This analysis was originally published in Arabic by SETA Foundation

Abstract: Egyptian-Turkish relations have been dominated by regional tension and competition over the past years. These tense relations have been critical for the entire region given the considerable regional weight of both countries. Hence, the tension in their bilateral relations has affected overall regional stability, especially in cases that affect both countries’ interests, starting with the eastern Mediterranean and Libya, and even overall joint Islamic action on pivotal issues such as the Palestinian cause. However, there are currently serious steps that indicate that a positive shift in the relationship is taking shape. This essay analyzes these developments from Egypt’s point of view, and explains Egyptian-Turkish relations in the context of Egyptian foreign policy since Abdel-Fattah Al-Sisi’s rise to power in 2014. The essay presents an overview of Egypt’s policy towards Turkey, analyzing the reasons for the years of tense relations, the current indicators of relative calm and this rapprochement’s ultimate limits. 

Egyptian-Turkish relations have been dominated by regional tension and competition over the past years. These tense relations have been critical for the entire region given the considerable regional weight of both countries. Hence, the tension in their bilateral relations has affected overall regional stability, especially in cases that affect both countries’ interests, starting with the eastern Mediterranean and Libya, and even overall joint Islamic action on pivotal issues such as the Palestinian cause. However, there are currently serious steps that indicate that a positive shift in the relationship is taking shape. This essay analyzes these developments from Egypt’s point of view and explains Egyptian-Turkish relations in the context of Egyptian foreign policy since Abdel-Fattah Al-Sisi’s rise to power in 2014. Since then, its foreign policy priorities have been to confront political Islam, maintain the status quo against the Arab uprisings, and restore Egypt’s regional leadership. The essay presents an overview of Egypt’s policy towards Turkey, analyzing the reasons for the years of tense relations, the current indicators of relative calm and this rapprochement’s ultimate limits.  

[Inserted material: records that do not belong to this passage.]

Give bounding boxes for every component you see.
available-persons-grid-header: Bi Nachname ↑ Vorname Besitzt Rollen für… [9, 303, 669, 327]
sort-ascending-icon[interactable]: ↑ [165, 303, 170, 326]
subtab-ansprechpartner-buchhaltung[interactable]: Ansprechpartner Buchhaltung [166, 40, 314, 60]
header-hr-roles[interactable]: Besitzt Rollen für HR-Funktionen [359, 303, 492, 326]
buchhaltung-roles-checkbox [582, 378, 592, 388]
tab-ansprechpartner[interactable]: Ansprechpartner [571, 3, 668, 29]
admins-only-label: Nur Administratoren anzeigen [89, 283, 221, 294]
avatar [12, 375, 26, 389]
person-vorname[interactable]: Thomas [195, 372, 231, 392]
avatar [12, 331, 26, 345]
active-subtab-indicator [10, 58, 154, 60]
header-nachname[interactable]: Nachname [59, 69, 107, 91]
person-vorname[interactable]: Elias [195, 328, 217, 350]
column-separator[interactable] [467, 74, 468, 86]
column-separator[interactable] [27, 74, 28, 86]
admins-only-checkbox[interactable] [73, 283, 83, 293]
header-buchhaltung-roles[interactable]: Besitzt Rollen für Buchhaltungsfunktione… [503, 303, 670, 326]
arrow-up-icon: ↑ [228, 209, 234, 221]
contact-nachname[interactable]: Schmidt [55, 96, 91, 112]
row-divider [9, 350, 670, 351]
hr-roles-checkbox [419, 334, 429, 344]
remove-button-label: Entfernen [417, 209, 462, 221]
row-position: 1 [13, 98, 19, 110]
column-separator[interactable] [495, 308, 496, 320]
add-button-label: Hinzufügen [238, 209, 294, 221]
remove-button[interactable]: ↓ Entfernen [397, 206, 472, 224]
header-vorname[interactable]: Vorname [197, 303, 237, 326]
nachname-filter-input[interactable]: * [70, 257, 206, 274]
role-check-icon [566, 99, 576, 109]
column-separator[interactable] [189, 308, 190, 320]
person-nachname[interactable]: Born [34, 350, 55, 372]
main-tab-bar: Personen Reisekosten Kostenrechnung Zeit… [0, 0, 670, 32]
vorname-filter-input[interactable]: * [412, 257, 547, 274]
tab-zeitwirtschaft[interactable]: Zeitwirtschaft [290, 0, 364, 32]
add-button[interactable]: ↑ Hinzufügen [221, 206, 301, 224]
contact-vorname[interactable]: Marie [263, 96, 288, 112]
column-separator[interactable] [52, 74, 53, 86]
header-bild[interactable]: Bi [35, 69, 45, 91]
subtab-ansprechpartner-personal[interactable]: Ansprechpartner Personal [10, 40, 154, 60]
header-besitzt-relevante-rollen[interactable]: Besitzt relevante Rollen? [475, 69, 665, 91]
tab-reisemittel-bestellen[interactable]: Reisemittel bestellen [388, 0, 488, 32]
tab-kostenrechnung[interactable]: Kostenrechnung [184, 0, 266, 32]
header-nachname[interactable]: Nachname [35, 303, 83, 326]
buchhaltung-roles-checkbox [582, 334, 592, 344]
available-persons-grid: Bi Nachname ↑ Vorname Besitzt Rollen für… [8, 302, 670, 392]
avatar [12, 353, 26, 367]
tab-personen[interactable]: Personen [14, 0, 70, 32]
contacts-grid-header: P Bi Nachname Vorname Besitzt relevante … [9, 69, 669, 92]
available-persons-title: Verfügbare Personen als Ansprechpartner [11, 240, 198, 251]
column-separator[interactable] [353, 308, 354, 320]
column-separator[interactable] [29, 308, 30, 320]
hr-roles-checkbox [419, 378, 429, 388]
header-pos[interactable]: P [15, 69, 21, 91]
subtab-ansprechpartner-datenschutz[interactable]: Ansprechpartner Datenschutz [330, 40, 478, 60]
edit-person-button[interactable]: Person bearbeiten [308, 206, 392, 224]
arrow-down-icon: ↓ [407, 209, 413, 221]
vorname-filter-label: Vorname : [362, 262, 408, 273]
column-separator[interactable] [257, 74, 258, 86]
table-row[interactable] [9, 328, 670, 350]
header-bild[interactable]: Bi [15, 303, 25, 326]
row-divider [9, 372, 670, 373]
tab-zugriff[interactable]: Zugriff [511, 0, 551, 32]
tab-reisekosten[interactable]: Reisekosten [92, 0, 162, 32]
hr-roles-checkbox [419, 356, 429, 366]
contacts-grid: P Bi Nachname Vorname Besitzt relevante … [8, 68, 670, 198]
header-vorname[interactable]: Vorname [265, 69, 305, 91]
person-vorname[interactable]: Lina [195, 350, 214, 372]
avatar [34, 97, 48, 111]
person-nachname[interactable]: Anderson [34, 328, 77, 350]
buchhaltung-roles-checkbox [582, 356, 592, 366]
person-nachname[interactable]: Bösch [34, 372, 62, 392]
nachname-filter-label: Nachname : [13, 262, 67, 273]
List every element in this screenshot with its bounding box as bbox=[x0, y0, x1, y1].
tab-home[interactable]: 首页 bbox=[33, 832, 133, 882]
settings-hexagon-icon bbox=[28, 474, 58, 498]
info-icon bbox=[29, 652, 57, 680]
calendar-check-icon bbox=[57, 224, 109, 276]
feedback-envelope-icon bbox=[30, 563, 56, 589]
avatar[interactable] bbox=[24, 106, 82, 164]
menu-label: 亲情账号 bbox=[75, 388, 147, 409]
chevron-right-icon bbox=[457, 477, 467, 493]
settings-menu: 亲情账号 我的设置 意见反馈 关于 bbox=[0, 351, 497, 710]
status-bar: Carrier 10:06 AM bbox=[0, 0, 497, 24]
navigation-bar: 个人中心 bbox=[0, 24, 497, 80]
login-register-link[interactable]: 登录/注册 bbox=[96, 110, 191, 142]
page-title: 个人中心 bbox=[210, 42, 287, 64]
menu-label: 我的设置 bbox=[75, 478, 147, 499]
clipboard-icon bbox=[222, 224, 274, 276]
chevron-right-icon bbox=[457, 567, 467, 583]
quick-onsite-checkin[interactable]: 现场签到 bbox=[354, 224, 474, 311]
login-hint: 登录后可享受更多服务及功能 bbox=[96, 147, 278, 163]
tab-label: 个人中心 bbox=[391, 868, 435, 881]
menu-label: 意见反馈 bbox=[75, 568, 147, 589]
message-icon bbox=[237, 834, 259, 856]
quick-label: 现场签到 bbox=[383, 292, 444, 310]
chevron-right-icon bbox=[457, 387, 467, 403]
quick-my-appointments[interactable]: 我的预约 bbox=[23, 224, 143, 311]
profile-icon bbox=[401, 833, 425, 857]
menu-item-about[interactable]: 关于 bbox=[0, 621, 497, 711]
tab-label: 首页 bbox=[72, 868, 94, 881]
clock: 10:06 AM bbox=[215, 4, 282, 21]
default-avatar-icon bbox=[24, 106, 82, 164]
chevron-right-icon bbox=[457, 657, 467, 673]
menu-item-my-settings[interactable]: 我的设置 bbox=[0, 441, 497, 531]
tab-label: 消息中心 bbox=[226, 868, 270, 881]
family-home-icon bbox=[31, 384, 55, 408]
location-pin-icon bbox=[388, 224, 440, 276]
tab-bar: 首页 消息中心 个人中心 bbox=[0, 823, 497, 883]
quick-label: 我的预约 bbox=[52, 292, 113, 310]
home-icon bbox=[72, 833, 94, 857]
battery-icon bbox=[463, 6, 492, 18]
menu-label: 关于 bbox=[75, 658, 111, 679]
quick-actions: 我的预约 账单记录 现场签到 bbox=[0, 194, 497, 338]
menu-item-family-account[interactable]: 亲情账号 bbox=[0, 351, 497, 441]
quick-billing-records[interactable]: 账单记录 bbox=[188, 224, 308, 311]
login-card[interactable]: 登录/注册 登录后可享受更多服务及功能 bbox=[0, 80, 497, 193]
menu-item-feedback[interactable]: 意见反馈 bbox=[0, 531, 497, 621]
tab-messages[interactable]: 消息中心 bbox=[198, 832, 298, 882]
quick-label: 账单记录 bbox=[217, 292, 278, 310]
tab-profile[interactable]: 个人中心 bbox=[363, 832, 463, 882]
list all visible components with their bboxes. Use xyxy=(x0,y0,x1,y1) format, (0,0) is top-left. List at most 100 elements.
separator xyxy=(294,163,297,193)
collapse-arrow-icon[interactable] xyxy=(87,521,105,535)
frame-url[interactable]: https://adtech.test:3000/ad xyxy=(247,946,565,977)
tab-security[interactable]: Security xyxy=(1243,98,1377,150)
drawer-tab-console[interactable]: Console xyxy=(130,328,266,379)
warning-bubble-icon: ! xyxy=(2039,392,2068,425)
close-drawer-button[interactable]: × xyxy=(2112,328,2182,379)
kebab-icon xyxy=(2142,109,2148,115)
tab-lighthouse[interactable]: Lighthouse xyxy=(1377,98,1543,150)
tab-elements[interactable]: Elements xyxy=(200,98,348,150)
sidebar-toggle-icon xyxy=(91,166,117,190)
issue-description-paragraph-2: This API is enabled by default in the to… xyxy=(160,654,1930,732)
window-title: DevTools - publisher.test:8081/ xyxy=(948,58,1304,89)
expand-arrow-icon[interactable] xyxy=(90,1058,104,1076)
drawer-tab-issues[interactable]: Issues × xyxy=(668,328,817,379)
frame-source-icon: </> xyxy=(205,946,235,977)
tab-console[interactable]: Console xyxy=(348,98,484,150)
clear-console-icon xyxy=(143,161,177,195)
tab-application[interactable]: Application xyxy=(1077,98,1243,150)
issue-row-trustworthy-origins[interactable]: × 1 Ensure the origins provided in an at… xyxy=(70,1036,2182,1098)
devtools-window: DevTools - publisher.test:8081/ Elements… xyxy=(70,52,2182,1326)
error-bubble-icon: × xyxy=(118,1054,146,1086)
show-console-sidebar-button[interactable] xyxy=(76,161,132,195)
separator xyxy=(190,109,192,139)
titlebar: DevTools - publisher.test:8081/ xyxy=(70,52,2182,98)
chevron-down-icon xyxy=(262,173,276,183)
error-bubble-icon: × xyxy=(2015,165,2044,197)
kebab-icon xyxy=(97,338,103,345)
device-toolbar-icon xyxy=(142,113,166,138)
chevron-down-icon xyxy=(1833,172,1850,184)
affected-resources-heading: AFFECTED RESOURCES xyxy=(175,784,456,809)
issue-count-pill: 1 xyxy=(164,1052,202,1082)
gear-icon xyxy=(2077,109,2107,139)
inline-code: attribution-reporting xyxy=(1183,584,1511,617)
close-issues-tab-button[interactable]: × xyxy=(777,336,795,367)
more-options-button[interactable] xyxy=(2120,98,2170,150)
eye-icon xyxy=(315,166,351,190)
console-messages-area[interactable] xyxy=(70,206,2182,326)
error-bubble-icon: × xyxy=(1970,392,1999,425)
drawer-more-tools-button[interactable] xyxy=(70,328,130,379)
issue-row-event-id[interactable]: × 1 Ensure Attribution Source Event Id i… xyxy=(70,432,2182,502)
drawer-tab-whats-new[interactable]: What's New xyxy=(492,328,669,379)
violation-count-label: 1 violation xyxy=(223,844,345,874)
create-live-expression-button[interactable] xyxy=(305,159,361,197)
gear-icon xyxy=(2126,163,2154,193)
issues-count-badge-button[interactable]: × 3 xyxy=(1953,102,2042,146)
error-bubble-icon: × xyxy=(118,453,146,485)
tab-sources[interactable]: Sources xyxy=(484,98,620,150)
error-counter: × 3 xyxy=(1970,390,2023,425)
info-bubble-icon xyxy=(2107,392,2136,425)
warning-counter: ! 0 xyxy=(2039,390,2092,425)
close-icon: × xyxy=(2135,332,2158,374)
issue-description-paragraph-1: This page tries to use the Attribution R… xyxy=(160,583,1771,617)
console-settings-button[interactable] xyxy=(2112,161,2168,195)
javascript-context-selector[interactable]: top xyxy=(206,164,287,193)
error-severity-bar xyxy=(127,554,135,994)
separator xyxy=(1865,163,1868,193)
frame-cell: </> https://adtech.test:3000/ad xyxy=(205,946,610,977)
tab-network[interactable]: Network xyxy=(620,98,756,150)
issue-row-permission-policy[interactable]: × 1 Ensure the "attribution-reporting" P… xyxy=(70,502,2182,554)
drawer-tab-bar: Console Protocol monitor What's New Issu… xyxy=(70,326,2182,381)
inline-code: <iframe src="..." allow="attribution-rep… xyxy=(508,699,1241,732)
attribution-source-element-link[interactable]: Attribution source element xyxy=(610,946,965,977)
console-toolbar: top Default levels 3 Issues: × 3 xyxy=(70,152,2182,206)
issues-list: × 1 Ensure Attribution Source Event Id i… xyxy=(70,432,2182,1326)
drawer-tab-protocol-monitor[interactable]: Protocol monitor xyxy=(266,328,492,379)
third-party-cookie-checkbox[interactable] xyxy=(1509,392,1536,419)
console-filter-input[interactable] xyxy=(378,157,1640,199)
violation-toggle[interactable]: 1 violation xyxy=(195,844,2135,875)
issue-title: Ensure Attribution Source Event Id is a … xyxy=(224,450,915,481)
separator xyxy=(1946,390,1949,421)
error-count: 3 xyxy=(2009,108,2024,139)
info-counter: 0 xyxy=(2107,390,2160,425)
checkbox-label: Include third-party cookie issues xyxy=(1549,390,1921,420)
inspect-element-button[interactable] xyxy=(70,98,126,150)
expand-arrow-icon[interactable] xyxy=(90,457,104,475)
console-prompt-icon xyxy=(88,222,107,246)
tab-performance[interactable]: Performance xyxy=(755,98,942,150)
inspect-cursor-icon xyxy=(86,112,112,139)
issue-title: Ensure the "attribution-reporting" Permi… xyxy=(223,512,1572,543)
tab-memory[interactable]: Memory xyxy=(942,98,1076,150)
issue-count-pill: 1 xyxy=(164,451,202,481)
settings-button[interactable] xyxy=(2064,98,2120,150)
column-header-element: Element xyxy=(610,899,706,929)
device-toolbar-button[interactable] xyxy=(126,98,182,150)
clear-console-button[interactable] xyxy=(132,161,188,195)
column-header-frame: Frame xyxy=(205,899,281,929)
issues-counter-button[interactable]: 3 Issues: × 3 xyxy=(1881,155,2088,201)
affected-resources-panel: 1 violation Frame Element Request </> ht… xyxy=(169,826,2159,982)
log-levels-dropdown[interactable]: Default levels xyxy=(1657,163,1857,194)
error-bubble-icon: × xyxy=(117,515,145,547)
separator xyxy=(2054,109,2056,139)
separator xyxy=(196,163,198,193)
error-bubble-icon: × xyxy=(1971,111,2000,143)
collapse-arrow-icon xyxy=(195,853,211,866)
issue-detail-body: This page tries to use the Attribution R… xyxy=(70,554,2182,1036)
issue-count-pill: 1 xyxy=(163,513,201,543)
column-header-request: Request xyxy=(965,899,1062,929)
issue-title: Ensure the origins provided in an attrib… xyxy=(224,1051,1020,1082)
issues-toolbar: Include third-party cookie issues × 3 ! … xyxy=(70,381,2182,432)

This essay argues that Egypt’s foreign policy priorities directly clash with the rising Turkish role in the region, which makes geopolitical competition between Cairo and Ankara inevitable. It argues that Egypt, even in the unlikely chance it intends to, will not be able to abandon its obligations towards its anti-Turkish allies. This is due primarily to the assessment among Egypt and its allies that Turkish regional policies threaten their internal stability even more than their regional interests. In other words, concerns for the regime’s internal stability appear to be the fundamental determinant in how the Sisi regime perceives its relations with Turkey, exceeding in importance even the two countries’ geopolitical competition. Hence, Egypt will most likely seek to build a pragmatic working relationship with Turkey that serves tactical interests, rather than a deeper strategic partnership. Therefore, the process of building deeper Turkish-Egyptian understanding over their regional influence remains unlikely in the near term.